An acute viral haemorrhagic disease transmitted by mosquitoes, yellow fever causes devastating epidemics in areas where infected mosquitoes can come in contact with people who are not vaccinated. Death rates can be as high as 50% among those severely affected.
Yellow fever can be prevented by a safe, affordable and highly effective vaccine. One injection protects an individual for at least 35 years, and possibly for life.
Yellow fever cannot be eliminated. However, the risk of outbreaks can be substantially reduced by immunising at least 70% of the at-risk population. In order to achieve this high coverage and maintain immunity for life in the 34 endemic countries in Africa, Gavi supports routine immunisation and preventive campaigns in eligible countries.
The recent resurgence of yellow fever is especially pronounced in West and Central Africa, where mass vaccination campaigns in the period 1933–61 effectively meant the virus had disappeared.
This alarming trend started in equatorial Africa with a 1990 epidemic in Cameroon, and then spread across the region. By 2005, failure to immunise successive birth cohorts through routine immunisation had led to approximately 200,000 yellow fever cases and more than 50,000 deaths in West Africa's 12 highest-risk countries.
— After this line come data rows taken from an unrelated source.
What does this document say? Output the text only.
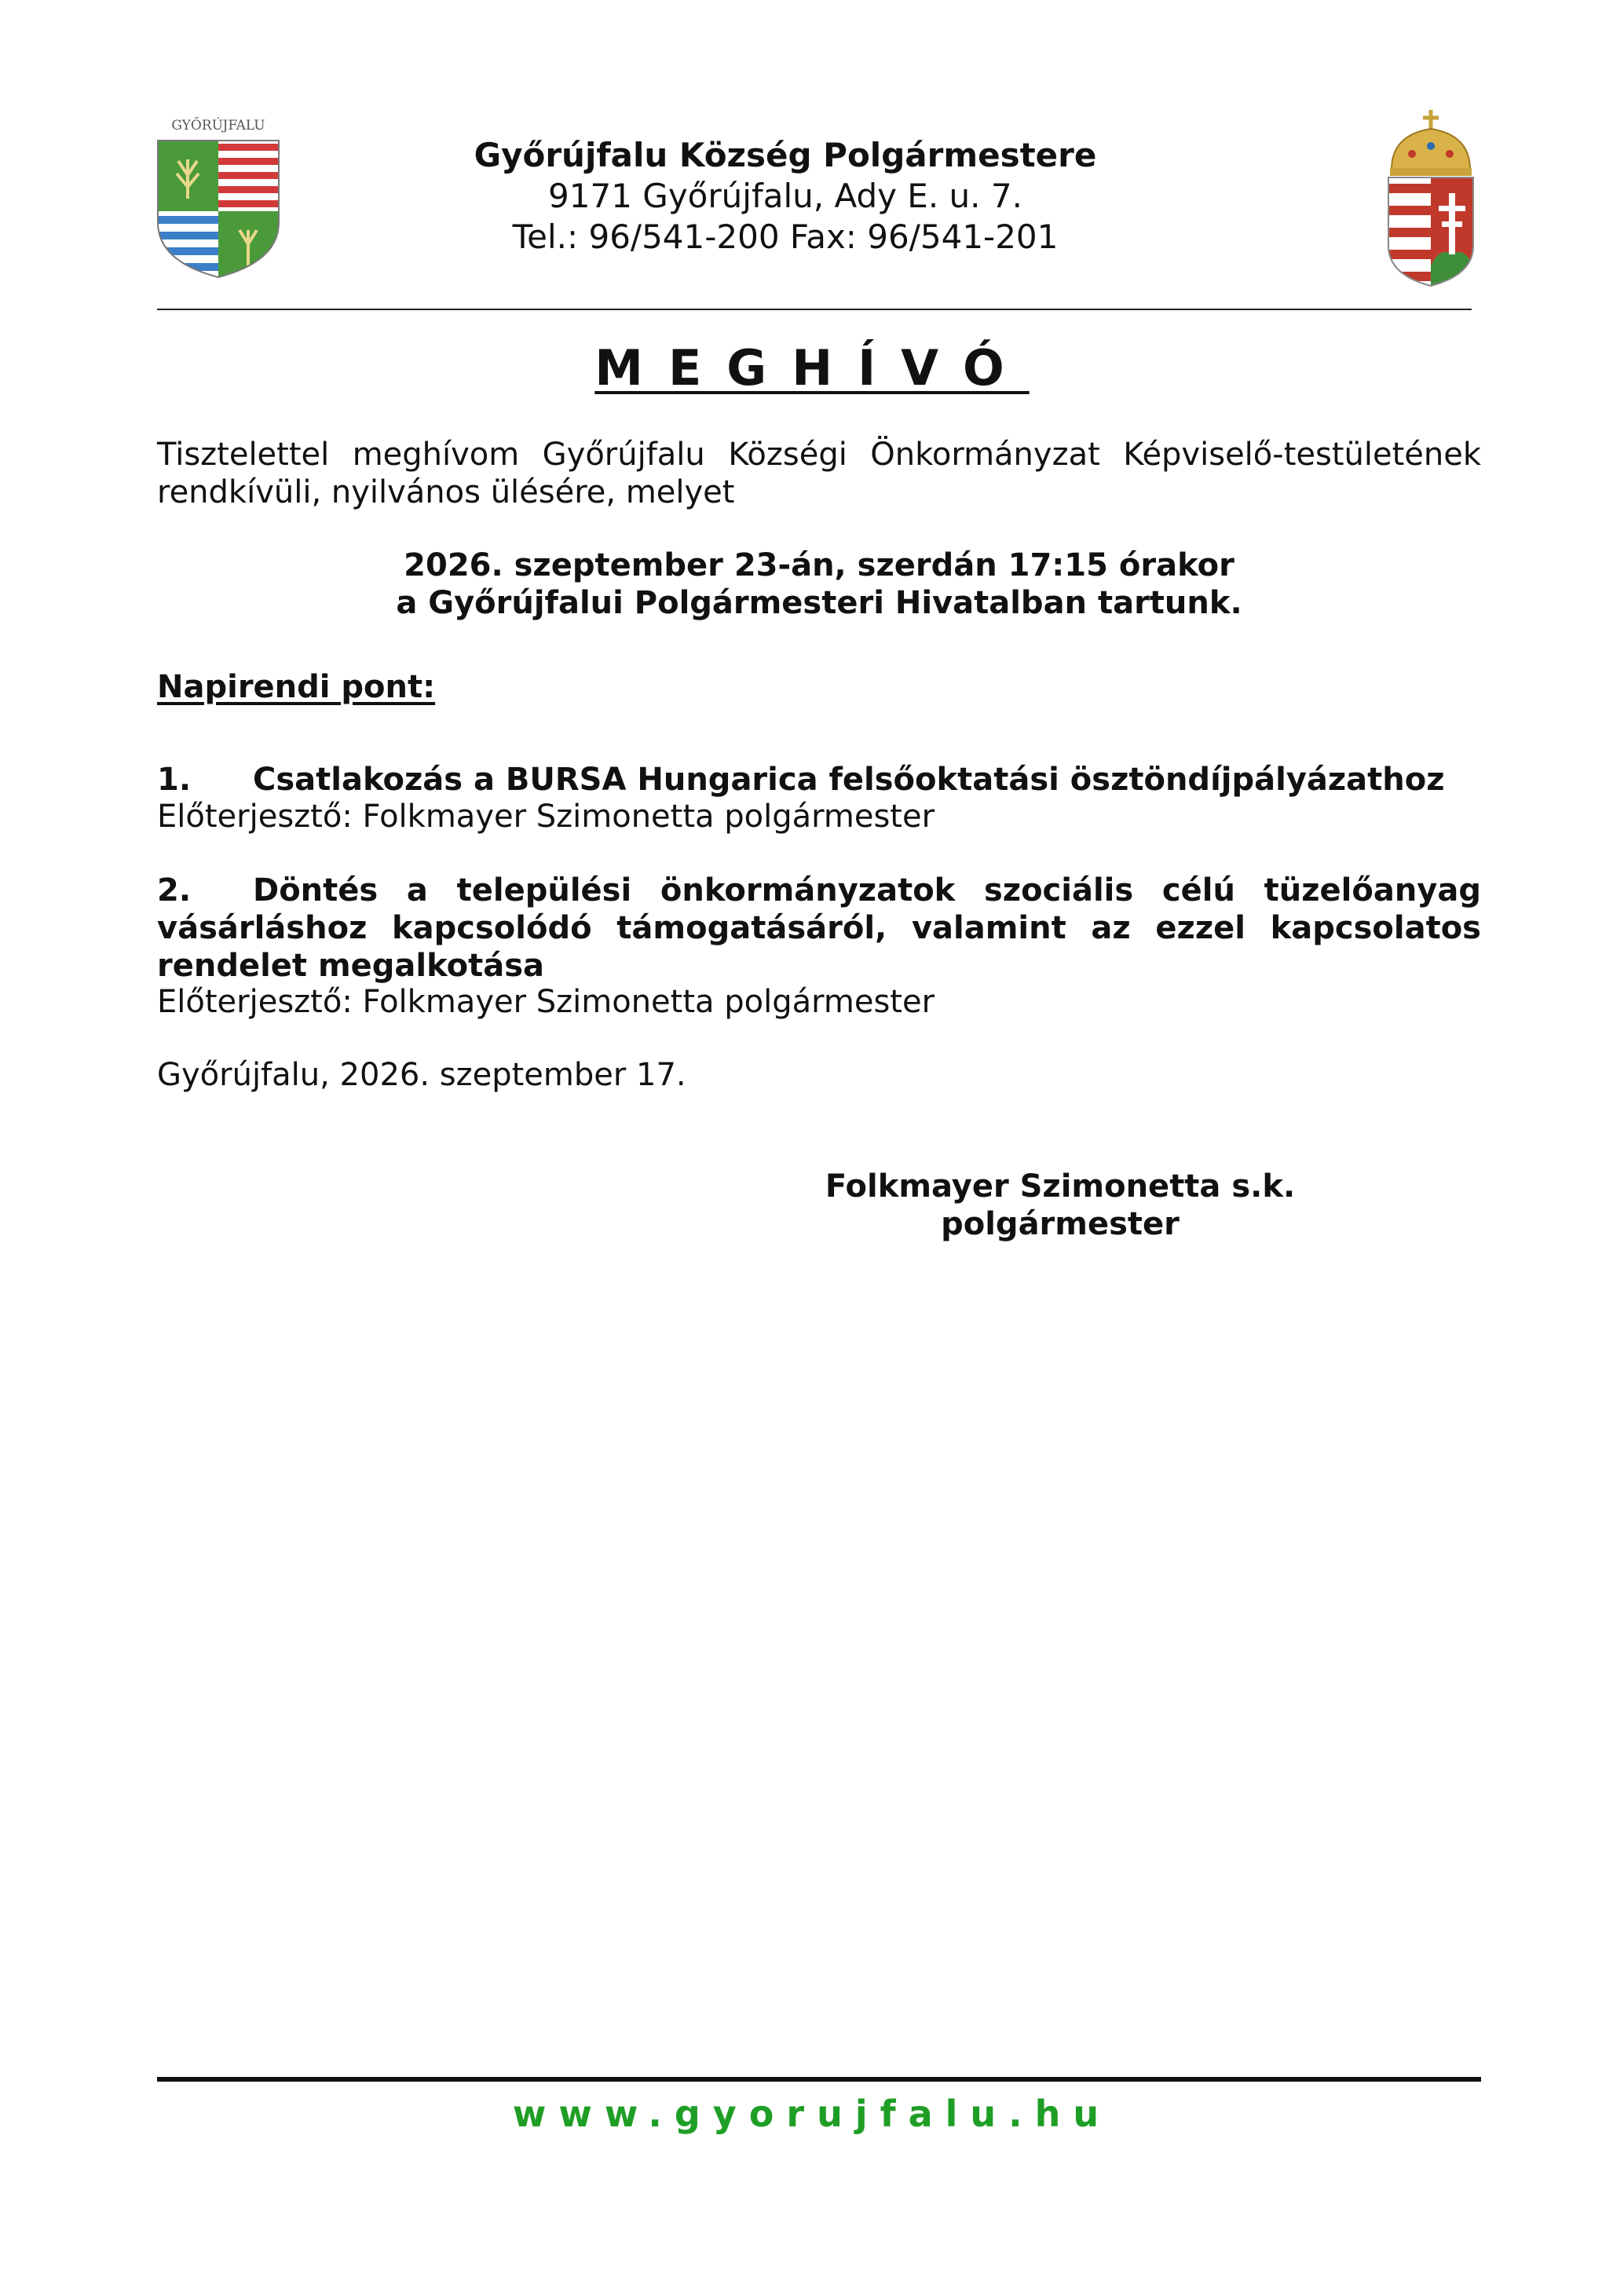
GYŐRÚJFALU
Győrújfalu Község Polgármestere
9171 Győrújfalu, Ady E. u. 7.
Tel.: 96/541-200 Fax: 96/541-201
MEGHÍVÓ
Tisztelettel meghívom Győrújfalu Községi Önkormányzat Képviselő-testületének rendkívüli, nyilvános ülésére, melyet
2026. szeptember 23-án, szerdán 17:15 órakor
a Győrújfalui Polgármesteri Hivatalban tartunk.
Napirendi pont:
1. Csatlakozás a BURSA Hungarica felsőoktatási ösztöndíjpályázathoz
Előterjesztő: Folkmayer Szimonetta polgármester
2. Döntés a települési önkormányzatok szociális célú tüzelőanyag vásárláshoz kapcsolódó támogatásáról, valamint az ezzel kapcsolatos rendelet megalkotása
Előterjesztő: Folkmayer Szimonetta polgármester
Győrújfalu, 2026. szeptember 17.
Folkmayer Szimonetta s.k.
polgármester
www.gyorujfalu.hu
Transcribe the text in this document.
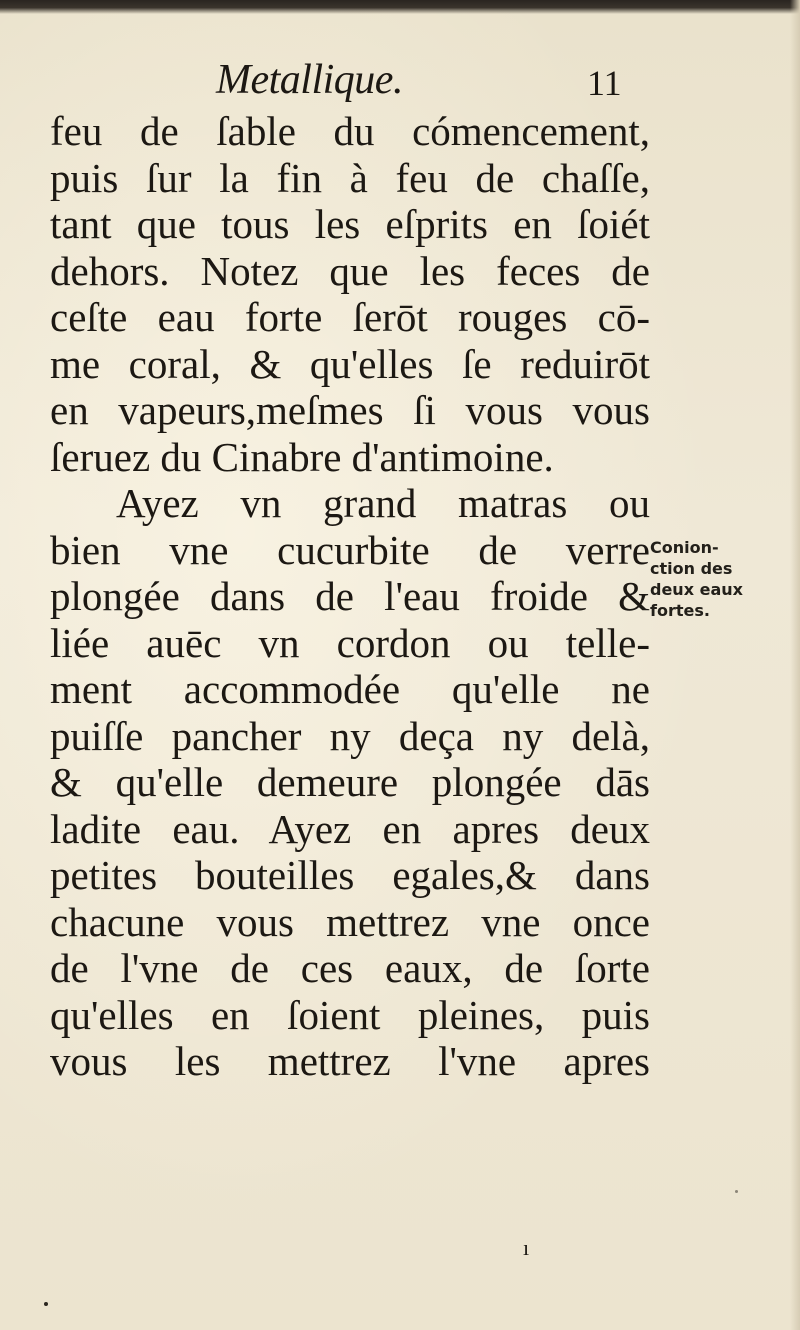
Metallique.	11
feu de ſable du cómencement,
puis ſur la fin à feu de chaſſe,
tant que tous les eſprits en ſoiét
dehors. Notez que les feces de
ceſte eau forte ſerōt rouges cō-
me coral, & qu'elles ſe reduirōt
en vapeurs,meſmes ſi vous vous
ſeruez du Cinabre d'antimoine.
Ayez vn grand matras ou
bien vne cucurbite de verre
plongée dans de l'eau froide &
liée auēc vn cordon ou telle-
ment accommodée qu'elle ne
puiſſe pancher ny deça ny delà,
& qu'elle demeure plongée dās
ladite eau. Ayez en apres deux
petites bouteilles egales,& dans
chacune vous mettrez vne once
de l'vne de ces eaux, de ſorte
qu'elles en ſoient pleines, puis
vous les mettrez l'vne apres
Conion-
ction des
deux eaux
fortes.
ı
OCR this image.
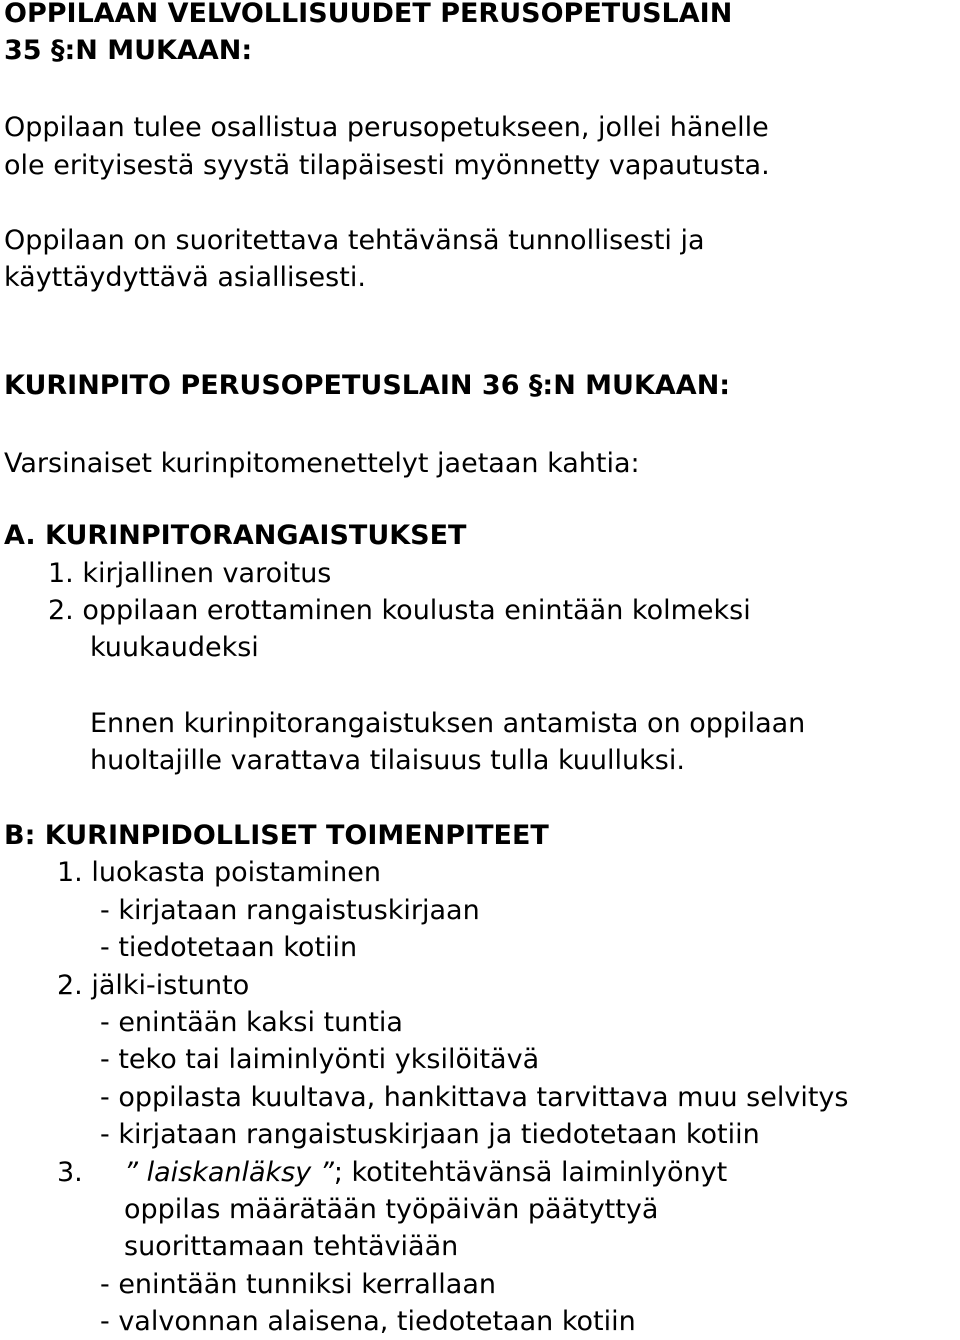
OPPILAAN VELVOLLISUUDET PERUSOPETUSLAIN
35 §:N MUKAAN:
Oppilaan tulee osallistua perusopetukseen, jollei hänelle
ole erityisestä syystä tilapäisesti myönnetty vapautusta.
Oppilaan on suoritettava tehtävänsä tunnollisesti ja
käyttäydyttävä asiallisesti.
KURINPITO PERUSOPETUSLAIN 36 §:N MUKAAN:
Varsinaiset kurinpitomenettelyt jaetaan kahtia:
A. KURINPITORANGAISTUKSET
1. kirjallinen varoitus
2. oppilaan erottaminen koulusta enintään kolmeksi
kuukaudeksi
Ennen kurinpitorangaistuksen antamista on oppilaan
huoltajille varattava tilaisuus tulla kuulluksi.
B: KURINPIDOLLISET TOIMENPITEET
1. luokasta poistaminen
- kirjataan rangaistuskirjaan
- tiedotetaan kotiin
2. jälki-istunto
- enintään kaksi tuntia
- teko tai laiminlyönti yksilöitävä
- oppilasta kuultava, hankittava tarvittava muu selvitys
- kirjataan rangaistuskirjaan ja tiedotetaan kotiin
3. ” laiskanläksy ”; kotitehtävänsä laiminlyönyt
oppilas määrätään työpäivän päätyttyä
suorittamaan tehtäviään
- enintään tunniksi kerrallaan
- valvonnan alaisena, tiedotetaan kotiin
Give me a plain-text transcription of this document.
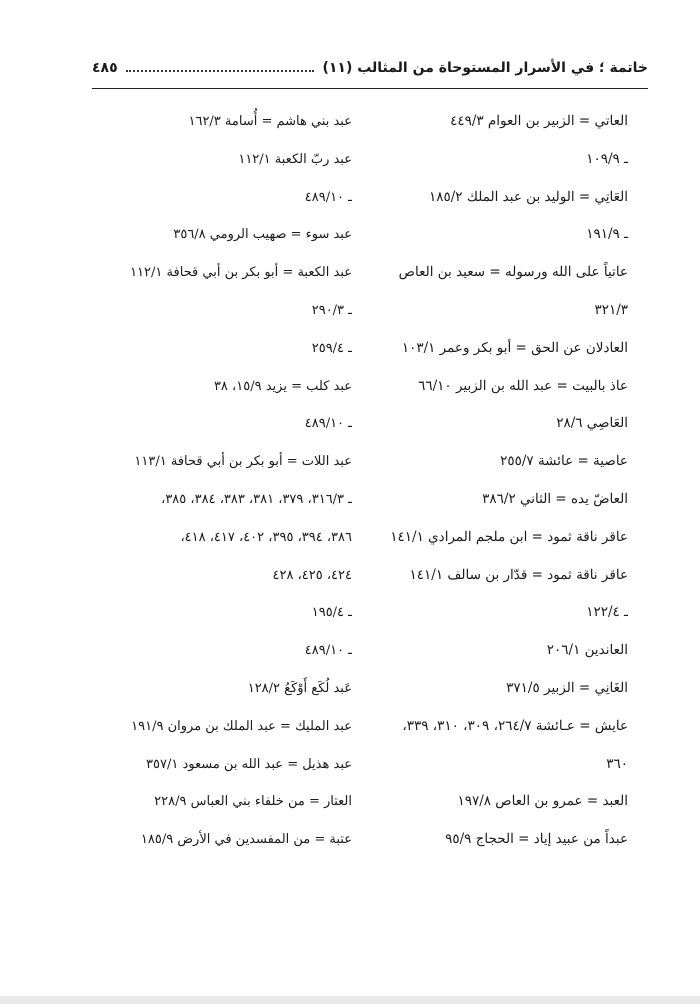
خاتمة ؛ في الأسرار المستوحاة من المثالب (١١)
٤٨٥
العاتي = الزبير بن العوام ٤٤٩/٣
ـ ١٠٩/٩
العَاتِي = الوليد بن عبد الملك ١٨٥/٢
ـ ١٩١/٩
عاتياً على الله ورسوله = سعيد بن العاص
٣٢١/٣
العادلان عن الحق = أبو بكر وعمر ١٠٣/١
عاذ بالبيت = عبد الله بن الزبير ٦٦/١٠
العَاصِي ٢٨/٦
عاصية = عائشة ٢٥٥/٧
العاضّ يده = الثاني ٣٨٦/٢
عاقر ناقة ثمود = ابن ملجم المرادي ١٤١/١
عاقر ناقة ثمود = قدّار بن سالف ١٤١/١
ـ ١٢٢/٤
العاندين ٢٠٦/١
الغَانِي = الزبير ٣٧١/٥
عايش = عـائشة ٢٦٤/٧، ٣٠٩، ٣١٠، ٣٣٩،
٣٦٠
العبد = عمرو بن العاص ١٩٧/٨
عبداً من عبيد إياد = الحجاج ٩٥/٩
عبد بني هاشم = أُسامة ١٦٢/٣
عبد ربّ الكعبة ١١٢/١
ـ ٤٨٩/١٠
عبد سوء = صهيب الرومي ٣٥٦/٨
عبد الكعبة = أبو بكر بن أبي قحافة ١١٢/١
ـ ٢٩٠/٣
ـ ٢٥٩/٤
عبد كلب = يزيد ١٥/٩، ٣٨
ـ ٤٨٩/١٠
عبد اللات = أبو بكر بن أبي قحافة ١١٣/١
ـ ٣١٦/٣، ٣٧٩، ٣٨١، ٣٨٣، ٣٨٤، ٣٨٥،
٣٨٦، ٣٩٤، ٣٩٥، ٤٠٢، ٤١٧، ٤١٨،
٤٢٤، ٤٢٥، ٤٢٨
ـ ١٩٥/٤
ـ ٤٨٩/١٠
عَبد لُكَع أَوْكَعُ ١٢٨/٢
عبد المليك = عبد الملك بن مروان ١٩١/٩
عبد هذيل = عبد الله بن مسعود ٣٥٧/١
العتار = من خلفاء بني العباس ٢٢٨/٩
عتبة = من المفسدين في الأرض ١٨٥/٩
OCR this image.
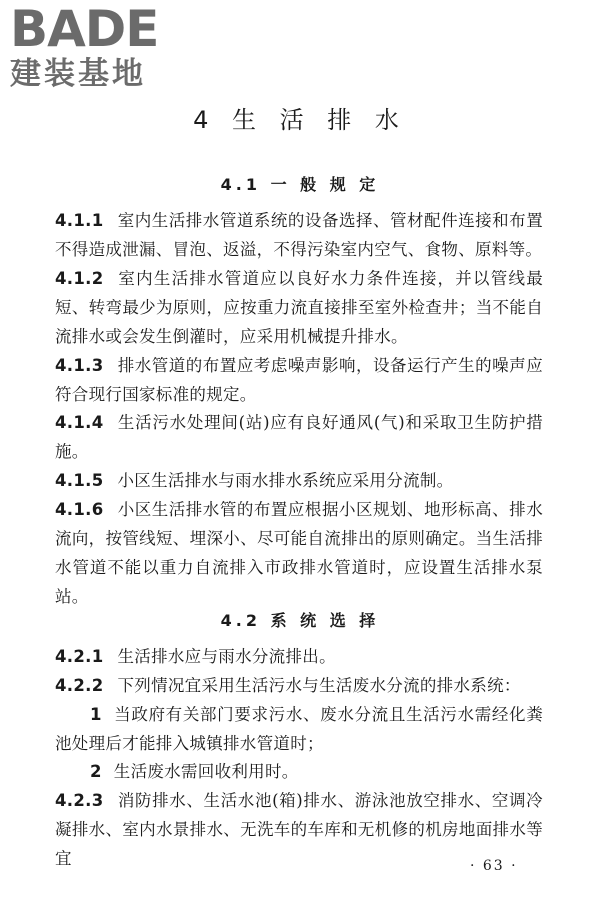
BADE
建装基地
4 生 活 排 水
4.1 一 般 规 定
4.1.1 室内生活排水管道系统的设备选择、管材配件连接和布置不得造成泄漏、冒泡、返溢，不得污染室内空气、食物、原料等。
4.1.2 室内生活排水管道应以良好水力条件连接，并以管线最短、转弯最少为原则，应按重力流直接排至室外检查井；当不能自流排水或会发生倒灌时，应采用机械提升排水。
4.1.3 排水管道的布置应考虑噪声影响，设备运行产生的噪声应符合现行国家标准的规定。
4.1.4 生活污水处理间(站)应有良好通风(气)和采取卫生防护措施。
4.1.5 小区生活排水与雨水排水系统应采用分流制。
4.1.6 小区生活排水管的布置应根据小区规划、地形标高、排水流向，按管线短、埋深小、尽可能自流排出的原则确定。当生活排水管道不能以重力自流排入市政排水管道时，应设置生活排水泵站。
4.2 系 统 选 择
4.2.1 生活排水应与雨水分流排出。
4.2.2 下列情况宜采用生活污水与生活废水分流的排水系统：
1 当政府有关部门要求污水、废水分流且生活污水需经化粪池处理后才能排入城镇排水管道时；
2 生活废水需回收利用时。
4.2.3 消防排水、生活水池(箱)排水、游泳池放空排水、空调冷凝排水、室内水景排水、无洗车的车库和无机修的机房地面排水等宜	· 63 ·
Today, the virus poses the greatest threat to 900 million people in more than 47 endemic countries – 34 in Africa and 13 in Central and South America. Shifts in migration patterns and environmental changes are affecting the geography of yellow fever, with outbreaks now occurring in areas historically considered non-endemic.
In 2015, two “low-risk” central African countries reported yellow fever cases – Equatorial Guinea and Gabon. In December, the initial cases of an urban outbreak were detected in Luanda, Angola – the beginning of an outbreak that subsequently spread throughout the community as well as outside of Africa.
Faced with an increasing risk of large urban yellow fever outbreaks, WHO has revised its long-term yellow fever control strategy. This emphasises the importance of international health regulations in preventing cross-border spread of the virus, and the need to enhance surveillance to detect, confirm and respond to yellow fever cases in a timely way. The strategy is closely aligned with previous Gavi-funded yellow fever immunisation strategies.
SHORTAGE OF SUPPLY
Even though four companies manufacture the yellow fever vaccine, the demands of mass preventive campaigns and outbreak response have severely depleted supplies. Doses intended for preventive campaigns are frequently diverted to treat outbreaks, leaving emergency stocks dangerously low and delaying preventive campaigns. In both Nigeria and the Sudan, for example, campaigns are three–four years overdue. In response, Gavi has worked with WHO to revise its yellow fever control strategy.